“Right to health in adolescence: the costs of failing are too high” – UN expert warns
GENEVA (15 June 2016) – The United Nations Special Rapporteur on the right to health, Dainius Pūras, today called on States “to remove all legal barriers to access health facilities, goods and services that interfere with the rights of adolescents to be heard and to be taken seriously and that, ultimately, limit their right to make autonomous decisions.”
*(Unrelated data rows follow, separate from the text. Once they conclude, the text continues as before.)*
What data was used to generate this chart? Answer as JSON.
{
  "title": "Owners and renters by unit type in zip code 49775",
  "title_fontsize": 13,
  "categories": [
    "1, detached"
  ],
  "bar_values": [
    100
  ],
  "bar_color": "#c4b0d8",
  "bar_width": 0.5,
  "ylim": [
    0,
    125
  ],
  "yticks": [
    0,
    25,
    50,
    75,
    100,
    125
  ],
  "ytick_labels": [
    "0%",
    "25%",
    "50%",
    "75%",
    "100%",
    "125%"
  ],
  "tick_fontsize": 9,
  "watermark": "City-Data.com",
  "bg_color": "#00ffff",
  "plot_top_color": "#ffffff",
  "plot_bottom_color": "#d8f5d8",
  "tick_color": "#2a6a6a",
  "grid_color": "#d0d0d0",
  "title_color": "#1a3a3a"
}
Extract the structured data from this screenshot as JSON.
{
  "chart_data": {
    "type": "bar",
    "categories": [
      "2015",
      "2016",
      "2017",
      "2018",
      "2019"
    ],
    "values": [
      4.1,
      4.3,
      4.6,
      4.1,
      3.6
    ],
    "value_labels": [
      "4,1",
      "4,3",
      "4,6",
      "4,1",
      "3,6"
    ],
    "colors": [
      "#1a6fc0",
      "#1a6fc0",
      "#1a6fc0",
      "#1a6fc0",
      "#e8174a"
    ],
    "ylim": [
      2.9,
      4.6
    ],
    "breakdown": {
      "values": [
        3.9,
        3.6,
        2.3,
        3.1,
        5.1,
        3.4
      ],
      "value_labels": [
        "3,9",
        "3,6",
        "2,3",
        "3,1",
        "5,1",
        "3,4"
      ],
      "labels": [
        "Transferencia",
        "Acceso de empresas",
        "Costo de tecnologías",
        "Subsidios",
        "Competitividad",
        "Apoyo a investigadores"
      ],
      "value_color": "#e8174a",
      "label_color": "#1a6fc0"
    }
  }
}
“Governments must strike a balance between adolescents’ emerging autonomy and their right to protection in particular when it comes to mental health, the rights to sexual and reproductive health, and substance use and drug control, given the specific challenges these issues pose,” the expert said after the presentation of his latest report* to the UN Human Rights Council.
“The foundations laid down during adolescence have profound implications for the social, economic and political development of society as a whole. Hence, the costs of failing adolescents are simply too high,” Mr. Pūras emphasised.
In his report, the human rights expert highlights that healthcare services should ensure respect for adolescents’ rights to privacy and confidentiality, address their different cultural needs and expectations, and comply with ethical standards.
“This is particularly important when it comes to providing mental health services for adolescents,” he said. “Psychosocial interventions should be provided at the community level in a manner that is ethical and consistent with adolescents’ rights, and on the basis of available evidence, with a view to avoid institutionalization and the excessive use of psychotropic medications.”
Moreover, “States should adopt or integrate a comprehensive sexual and reproductive health policy for all adolescents into national strategies and programmes to ensure universal access to sexual and reproductive health-care services,” the expert said. In that regard, he makes a number of recommendations in his report, among them:
:: Abortion should not be criminalized, as this only leads to higher number of maternal deaths, and poor mental and physical health outcomes.
:: All adolescents should have access to confidential, adolescent-responsive and non-discriminatory sexual and reproductive health information, services and goods.
:: Age-appropriate, comprehensive and inclusive sexuality education, based on scientific evidence and human rights, should be part of the school curriculum.
The Special Rapporteur also called on States to seek alternatives to punitive or repressive drug control policies, including decriminalization and legal regulation and control, and foster the international debate on these issues with the right to health at the core. “All drug detention centres for adolescents should be closed, and the provision of prevention, harm reduction and dependence treatment services, without discrimination, should be ensured,” he said.
The expert noted that adolescents should be protected from violence and neglect, including in family settings, by the upholding of their right to confidential services and counselling without parental consent. He also called on States to support families to increase the abilities of parents to raise children and adolescents in a competent and confident manner, and reinforce skills to manage situations in a non-violent way.
“Policies designed to protect families and family values should avoid measures that undermine the human rights of individual family members, including women, adolescents and younger children,” he said.
“Such approaches can be detrimental as they may, in the name of traditional values, condone violence, reinforce unequal power relations within family settings and, therefore, deprive adolescents from the opportunity to exercise their basic rights,” Mr. Puras explained.
The Special Rapporteur urged States to meet their core obligation to recognize adolescents as rights holders by respecting their evolving capacities and their right to participate in the design, delivery and evaluation of policies and services that affect their health and well-being.